Pékin accuse Lai, qualifié par le passé de «dangereux séparatiste», d'avoir implicitement avoué son soutien à l'indépendance lors de son discours d'investiture le 20 mai. Cependant, Lai s'est abstenu de franchir cette «ligne rouge», adoptant une position similaire à celle de son prédécesseur, Tsai Ing-Wen, en défendant l'identité démocratique de l'île. Bien qu'il se soit présenté comme un «artisan de l'indépendance» par le passé, Lai a modéré son discours durant sa campagne, promettant de défendre le statu quo dans le détroit tout en résistant aux «menaces extérieures» et en promouvant la démocratie. Il a également appelé à une relance des «échanges humains» avec la Chine, malgré l'interdiction actuelle pour les ressortissants chinois de visiter l'île.
La Chine intensifie depuis plusieurs années ses incursions aériennes dans la zone de défense aérienne taïwanaise (ADIZ), ses chasseurs et bombardiers franchissant régulièrement la ligne médiane du détroit depuis la visite de Nancy Pelosi à Taipei en août 2022. Toutefois, ces activités avaient été réduites ces derniers mois à l'approche des élections pour ne pas effrayer les électeurs et durant la période de transition du pouvoir, attendant avec anxiété la première allocution publique de Lai Ching-te.

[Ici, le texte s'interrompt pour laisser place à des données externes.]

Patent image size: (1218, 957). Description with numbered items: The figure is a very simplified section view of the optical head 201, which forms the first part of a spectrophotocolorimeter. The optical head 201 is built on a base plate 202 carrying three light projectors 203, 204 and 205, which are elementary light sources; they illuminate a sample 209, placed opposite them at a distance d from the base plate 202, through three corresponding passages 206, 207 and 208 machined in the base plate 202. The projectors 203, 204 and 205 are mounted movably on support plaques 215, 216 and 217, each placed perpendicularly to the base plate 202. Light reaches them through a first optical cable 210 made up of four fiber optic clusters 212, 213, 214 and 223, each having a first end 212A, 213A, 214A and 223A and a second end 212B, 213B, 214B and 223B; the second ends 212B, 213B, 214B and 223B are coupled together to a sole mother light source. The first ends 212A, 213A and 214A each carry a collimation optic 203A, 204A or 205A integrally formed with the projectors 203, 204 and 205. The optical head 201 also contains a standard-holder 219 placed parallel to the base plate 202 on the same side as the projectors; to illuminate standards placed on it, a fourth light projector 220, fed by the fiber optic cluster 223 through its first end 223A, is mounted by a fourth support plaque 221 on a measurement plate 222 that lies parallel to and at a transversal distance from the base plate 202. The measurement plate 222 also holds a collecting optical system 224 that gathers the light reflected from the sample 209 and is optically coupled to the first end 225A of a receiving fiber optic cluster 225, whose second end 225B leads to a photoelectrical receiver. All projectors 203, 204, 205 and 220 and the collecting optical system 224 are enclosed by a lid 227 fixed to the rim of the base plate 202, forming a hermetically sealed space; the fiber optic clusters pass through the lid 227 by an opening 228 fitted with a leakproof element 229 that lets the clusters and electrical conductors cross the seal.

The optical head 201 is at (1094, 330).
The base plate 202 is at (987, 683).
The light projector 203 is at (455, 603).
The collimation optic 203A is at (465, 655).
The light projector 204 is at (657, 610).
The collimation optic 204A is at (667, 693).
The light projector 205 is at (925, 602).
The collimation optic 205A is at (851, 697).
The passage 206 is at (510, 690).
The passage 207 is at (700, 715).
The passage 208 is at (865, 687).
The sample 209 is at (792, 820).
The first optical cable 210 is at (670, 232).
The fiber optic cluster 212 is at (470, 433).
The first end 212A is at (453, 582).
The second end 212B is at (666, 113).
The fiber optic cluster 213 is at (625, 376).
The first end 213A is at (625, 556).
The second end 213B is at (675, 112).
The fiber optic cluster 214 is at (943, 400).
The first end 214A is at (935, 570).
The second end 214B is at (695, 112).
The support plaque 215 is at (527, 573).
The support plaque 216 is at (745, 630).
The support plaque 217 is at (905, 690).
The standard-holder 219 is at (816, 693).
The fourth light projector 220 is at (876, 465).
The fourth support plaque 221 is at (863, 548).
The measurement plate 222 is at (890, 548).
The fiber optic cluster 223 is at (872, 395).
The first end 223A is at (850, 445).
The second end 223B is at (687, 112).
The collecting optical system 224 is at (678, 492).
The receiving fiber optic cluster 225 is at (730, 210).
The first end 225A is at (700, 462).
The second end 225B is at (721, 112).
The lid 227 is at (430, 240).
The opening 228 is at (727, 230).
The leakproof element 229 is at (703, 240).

La situation reste tendue alors que Taïwan tente de naviguer entre les pressions militaires de la Chine et les attentes de la communauté internationale. L'évolution des relations entre Taipei et Pékin sera suivie de près dans les semaines et mois à venir, chaque mouvement militaire et déclaration politique ayant le potentiel de modifier l'équilibre fragile de cette région stratégique.